An effigy of South Korea's President Park Geun-Hye at an anti-government rally demanding her resignation in central Seoul on November 30, 2016. Photo: AFP/Jung Yeon-Je
An effigy of South Korea's President Park Geun-Hye at an anti-government rally demanding her resignation in central Seoul on November 30, 2016. Photo: AFP/Jung Yeon-Je

South Korean lawmakers on Friday voted to impeach President Park Geun-hye over an influence peddling scandal, setting the stage for her to become the country’s first elected leader to be pushed out of office in disgrace.

Parliament voted 234-56 in favor of impeachment with opposition legislators being supported by members of Park’s conservative Saenuri Party. However, the Constitutional Court must now decide whether to uphold the motion, a process that could take up to 180 days.

There have been mass rallies every Saturday for the past six weeks calling for Park to quit, and opinion polls show overwhelming public support for her to go.

Parliament was closed to the public on Friday on orders of the speaker, and hours ahead of the scheduled vote, anti-Park activists scuffled with police as they tried to drive two tractors up to the main gate, where more than a 1,000 protesters were gathered.

Police subsequently shut down traffic on a 10-lane highway in front of the parliament’s grounds and blockaded a bridge leading to the area.

Protesters gather as police surround them during a rally urging the impeachment of South Korea’s President Park Geun-Hye outside the National Assembly in Seoul on December 9, 2016. Photo: AFP/Yonhap

Park, 64, is accused of colluding with a friend and a former aide, both of whom have been indicted by prosecutors, to pressure big businesses to donate to two foundations set up to back her policy initiatives.

She has denied wrongdoing but apologized for carelessness in her ties with her friend, Choi Soon-sil.

Park, who is serving a single five-year term that was set to end in February 2018, said this week she would await the court’s ruling, signalling that political crisis could drag on.

The daughter of a military ruler who led the country for 18 years before being assassinated by his disgruntled spy chief in 1979, Park is under intense pressure to step down immediately.

If she leaves office she would lose presidential immunity, and could be prosecuted for abuse of power and bribery, among other charges.

A poll released on Friday showed her approval rating stood at 5%, a slight improvement from a record low 4%.

The Constitutional Court will now determine whether parliament followed due process and whether there are sufficient grounds for impeachment, a process that will involve arguments from the two sides in public hearings.

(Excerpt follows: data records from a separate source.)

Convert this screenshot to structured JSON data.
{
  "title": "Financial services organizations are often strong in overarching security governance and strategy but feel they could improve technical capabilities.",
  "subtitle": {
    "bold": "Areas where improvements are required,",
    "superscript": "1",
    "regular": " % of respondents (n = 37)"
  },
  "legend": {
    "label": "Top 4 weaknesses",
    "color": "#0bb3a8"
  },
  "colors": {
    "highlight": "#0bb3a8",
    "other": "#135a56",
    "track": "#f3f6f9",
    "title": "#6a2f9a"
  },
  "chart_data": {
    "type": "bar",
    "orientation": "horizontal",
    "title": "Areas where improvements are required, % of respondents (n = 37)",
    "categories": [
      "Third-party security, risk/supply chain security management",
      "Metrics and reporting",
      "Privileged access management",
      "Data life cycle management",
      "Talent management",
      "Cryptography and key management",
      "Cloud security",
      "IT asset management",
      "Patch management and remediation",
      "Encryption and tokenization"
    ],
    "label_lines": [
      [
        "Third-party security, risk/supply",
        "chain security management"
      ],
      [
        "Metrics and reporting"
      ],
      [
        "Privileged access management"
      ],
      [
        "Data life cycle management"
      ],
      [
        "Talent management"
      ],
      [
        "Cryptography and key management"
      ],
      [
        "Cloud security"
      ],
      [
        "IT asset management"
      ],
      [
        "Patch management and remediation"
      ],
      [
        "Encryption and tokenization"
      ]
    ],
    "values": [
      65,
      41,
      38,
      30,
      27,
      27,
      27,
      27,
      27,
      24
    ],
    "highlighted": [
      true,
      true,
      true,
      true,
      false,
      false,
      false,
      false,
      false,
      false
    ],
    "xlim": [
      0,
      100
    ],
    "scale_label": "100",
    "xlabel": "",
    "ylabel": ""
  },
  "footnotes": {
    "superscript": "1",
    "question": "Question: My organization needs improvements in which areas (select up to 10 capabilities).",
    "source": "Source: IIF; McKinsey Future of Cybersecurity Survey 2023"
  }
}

The leaders of the two main opposition parties had said their 159 members would all resign if the impeachment motion failed, taking responsibility for their inability to follow through on the demands of the public.

Sole precedent

Prime Minister Hwang Kyo-ahn, who holds what is largely a ceremonial role, will assume interim presidential powers while the court deliberates.

Hwang will take the helm at a time of heightened tension with North Korea.

South Korea’s economic outlook is worsening too, in part due to the internal political uncertainty, as well as worries about the potential impact of US President-elect Donald Trump’s policies on trade and foreign affairs.

The 9-member Constitutional Court is considered conservative in its makeup but some of its former judges have said the case against Park is strong and was likely to be approved.

In 2004, parliament impeached then-president Roh Moo-hyun, suspending his powers for 63 days while the court reviewed the decision, which it overturned.